For city-dwellers, it’s all-consuming and impossible to avoid. Construction, traffic, the whirring of machinery, the neighbour’s stereo. Even at home, the beeps and buzzes made by washing machines, fridges, and phones all serve to distract and unsettle.

But the never-ending noisiness of city life is far more than a problem of aesthetics. A growing body of evidence shows that noise can have serious health impacts too. Recent studies have linked noise pollution to hearing loss, sleep deprivation, hypertension, heart disease, brain development, and even increased risk of dementia.

One research team compared families living on different stories of the same building in Manhattan to isolate the impact of noise on health and education. They found children in lower, noisier floors were worse at reading than their higher-up peers, an effect that was most pronounced for children who had lived in the building for longest.
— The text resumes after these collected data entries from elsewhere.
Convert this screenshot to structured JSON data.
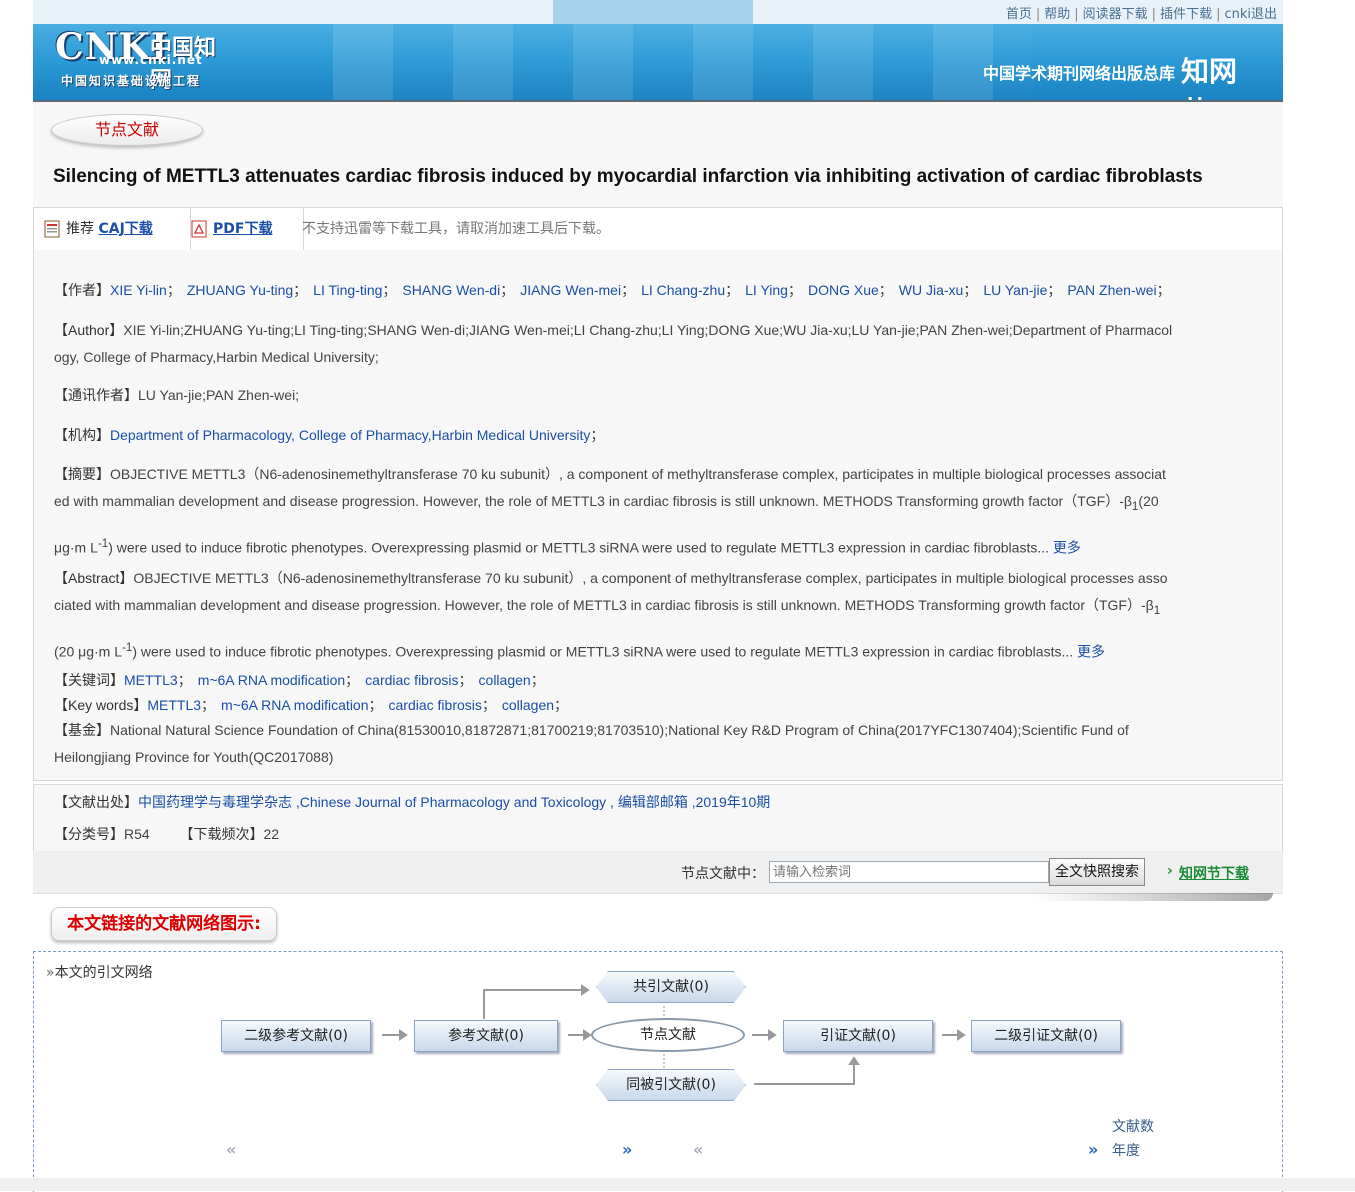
{
  "topnav": [
    "首页",
    "帮助",
    "阅读器下载",
    "插件下载",
    "cnki退出"
  ],
  "logo": {
    "brand": "CNKI",
    "cn": "中国知网",
    "url": "www.cnki.net",
    "sub": "中国知识基础设施工程"
  },
  "header_right": "中国学术期刊网络出版总库",
  "header_badge": "知网节",
  "node_label": "节点文献",
  "title": "Silencing of METTL3 attenuates cardiac fibrosis induced by myocardial infarction via inhibiting activation of cardiac fibroblasts",
  "download": {
    "recommend": "推荐",
    "caj": "CAJ下载",
    "pdf": "PDF下载",
    "note": "不支持迅雷等下载工具，请取消加速工具后下载。"
  },
  "authors_label": "【作者】",
  "authors": [
    "XIE Yi-lin",
    "ZHUANG Yu-ting",
    "LI Ting-ting",
    "SHANG Wen-di",
    "JIANG Wen-mei",
    "LI Chang-zhu",
    "LI Ying",
    "DONG Xue",
    "WU Jia-xu",
    "LU Yan-jie",
    "PAN Zhen-wei"
  ],
  "author_en_label": "【Author】",
  "author_en_line1": "XIE Yi-lin;ZHUANG Yu-ting;LI Ting-ting;SHANG Wen-di;JIANG Wen-mei;LI Chang-zhu;LI Ying;DONG Xue;WU Jia-xu;LU Yan-jie;PAN Zhen-wei;Department of Pharmacol",
  "author_en_line2": "ogy, College of Pharmacy,Harbin Medical University;",
  "corr_label": "【通讯作者】",
  "corr": "LU Yan-jie;PAN Zhen-wei;",
  "inst_label": "【机构】",
  "inst": "Department of Pharmacology, College of Pharmacy,Harbin Medical University",
  "abs_cn_label": "【摘要】",
  "abs_cn_line1": "OBJECTIVE METTL3（N6-adenosinemethyltransferase 70 ku subunit）, a component of methyltransferase complex, participates in multiple biological processes associat",
  "abs_cn_line2": "ed with mammalian development and disease progression. However, the role of METTL3 in cardiac fibrosis is still unknown. METHODS Transforming growth factor（TGF）-β",
  "abs_cn_line3": "(20",
  "abs_cn_line4a": "μg·m L",
  "abs_cn_line4b": ") were used to induce fibrotic phenotypes. Overexpressing plasmid or METTL3 siRNA were used to regulate METTL3 expression in cardiac fibroblasts...",
  "abs_en_label": "【Abstract】",
  "abs_en_line1": "OBJECTIVE METTL3（N6-adenosinemethyltransferase 70 ku subunit）, a component of methyltransferase complex, participates in multiple biological processes asso",
  "abs_en_line2": "ciated with mammalian development and disease progression. However, the role of METTL3 in cardiac fibrosis is still unknown. METHODS Transforming growth factor（TGF）-β",
  "abs_en_line4a": "(20 μg·m L",
  "abs_en_line4b": ") were used to induce fibrotic phenotypes. Overexpressing plasmid or METTL3 siRNA were used to regulate METTL3 expression in cardiac fibroblasts...",
  "more": "更多",
  "sub1": "1",
  "sup1": "-1",
  "kw_label": "【关键词】",
  "keywords": [
    "METTL3",
    "m~6A RNA modification",
    "cardiac fibrosis",
    "collagen"
  ],
  "kw_en_label": "【Key words】",
  "fund_label": "【基金】",
  "fund_line1": "National Natural Science Foundation of China(81530010,81872871;81700219;81703510);National Key R&D Program of China(2017YFC1307404);Scientific Fund of",
  "fund_line2": "Heilongjiang Province for Youth(QC2017088)",
  "source_label": "【文献出处】",
  "source": "中国药理学与毒理学杂志 ,Chinese Journal of Pharmacology and Toxicology , 编辑部邮箱 ,2019年10期",
  "class_label": "【分类号】",
  "class": "R54",
  "dl_label": "【下载频次】",
  "dl_count": "22",
  "search": {
    "label": "节点文献中：",
    "placeholder": "请输入检索词",
    "button": "全文快照搜索",
    "download": "知网节下载"
  },
  "network_title": "本文链接的文献网络图示:",
  "network_head": "本文的引文网络",
  "nodes": {
    "second_ref": "二级参考文献(0)",
    "ref": "参考文献(0)",
    "node": "节点文献",
    "cite": "引证文献(0)",
    "second_cite": "二级引证文献(0)",
    "co_cite": "共引文献(0)",
    "co_cited": "同被引文献(0)"
  },
  "legend": {
    "count": "文献数",
    "year": "年度"
  }
}
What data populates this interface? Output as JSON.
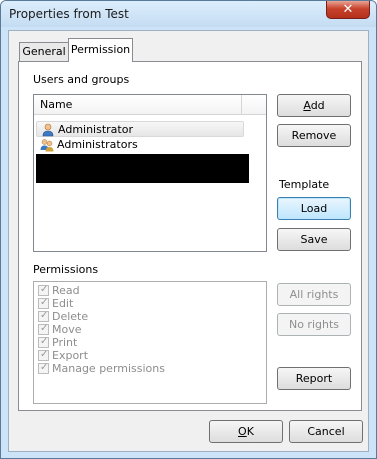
{
  "window": {
    "title": "Properties from Test",
    "close_glyph": "✕"
  },
  "tabs": [
    {
      "label": "General",
      "active": false
    },
    {
      "label": "Permission",
      "active": true
    }
  ],
  "users_groups": {
    "group_label": "Users and groups",
    "column_header": "Name",
    "items": [
      {
        "label": "Administrator",
        "icon": "user-icon",
        "selected": true
      },
      {
        "label": "Administrators",
        "icon": "group-icon",
        "selected": false
      }
    ]
  },
  "buttons": {
    "add_prefix": "",
    "add_mnemonic": "A",
    "add_rest": "dd",
    "remove": "Remove",
    "template_label": "Template",
    "load": "Load",
    "save": "Save",
    "all_rights": "All rights",
    "no_rights": "No rights",
    "report": "Report",
    "ok_mnemonic": "O",
    "ok_rest": "K",
    "cancel": "Cancel"
  },
  "permissions": {
    "group_label": "Permissions",
    "items": [
      {
        "label": "Read",
        "checked": true
      },
      {
        "label": "Edit",
        "checked": true
      },
      {
        "label": "Delete",
        "checked": true
      },
      {
        "label": "Move",
        "checked": true
      },
      {
        "label": "Print",
        "checked": true
      },
      {
        "label": "Export",
        "checked": true
      },
      {
        "label": "Manage permissions",
        "checked": true
      }
    ]
  },
  "colors": {
    "title_bar": "#c4dcf2",
    "close_button": "#c8432d",
    "default_button": "#bee6fd",
    "redaction": "#000000"
  }
}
Those studies have been replicated for the impact of aircraft noise with similar results. Not only does noise cause higher blood pressure and worsens quality of sleep, it also stymies pupils trying to concentrate in class.

As with many forms of pollution, the poorest are typically the hardest hit. The worst-off in any city often live by busy roads in poorly-insulated houses or flats, cheek by jowl with packed-in neighbours.

The US Department of Transport recently mapped road and aircraft noise across the United States. Predictably, the loudest areas overlapped with some of the country’s most deprived. Those included the south side of Atlanta and the lowest-income areas of LA and Seattle.

Yet as noise pollution grows in line with road and air traffic and rising urban density, public policy has turned a blind eye.

Council noise response services, formally a 24-hour defence against neighbourly disputes, have fallen victim to local government cuts. Decisions on airport expansion and road development pay scant regard to their audible impact. Political platforms remain silent on the loudest poison.

This is odd at a time when we have never had more tools at our disposal to deal with the issue. Electric Vehicles are practically noise-less, yet noise rarely features in the arguments for their adoption. Just replacing today’s bus fleet would transform city centres; doing the same for taxis and trucks would amount to a revolution.

Vehicles are just the start. Millions were spent on a programme of “Warm Homes”; what about “Quiet Homes”? How did we value the noise impact in the decision to build a third runway at Heathrow, and how do we compensate people now that it’s going ahead?

Construction is a major driver of decibels. Should builders compensate “noise victims” for over-drilling? Or could regulation push equipment manufacturers to find new ways to dampen the sound of their kit?

Of course, none of this addresses the noise pollution we impose on ourselves. The bars and clubs we choose to visit or the music we stick in our ears. Whether pumping dance tracks in spin classes or indie rock in trendy coffee shops, people’s desire to compensate for bad noise out there by playing louder noise in here is hard to control for.

The Clean Air Act of 1956 heralded a new era of city life, one where smog and grime gave way to clear skies and clearer lungs. That fight still goes on today.

But some day, we will turn our attention to our clogged-up airwaves. The decibels will fall. #Twitter will give way to twitter. And every now and again, as we step from our homes into city life, we may just hear the sweetest sound of all. Silence.

Adam Swersky is a councillor in Harrow and is cabinet member for finance. He writes in a personal capacity.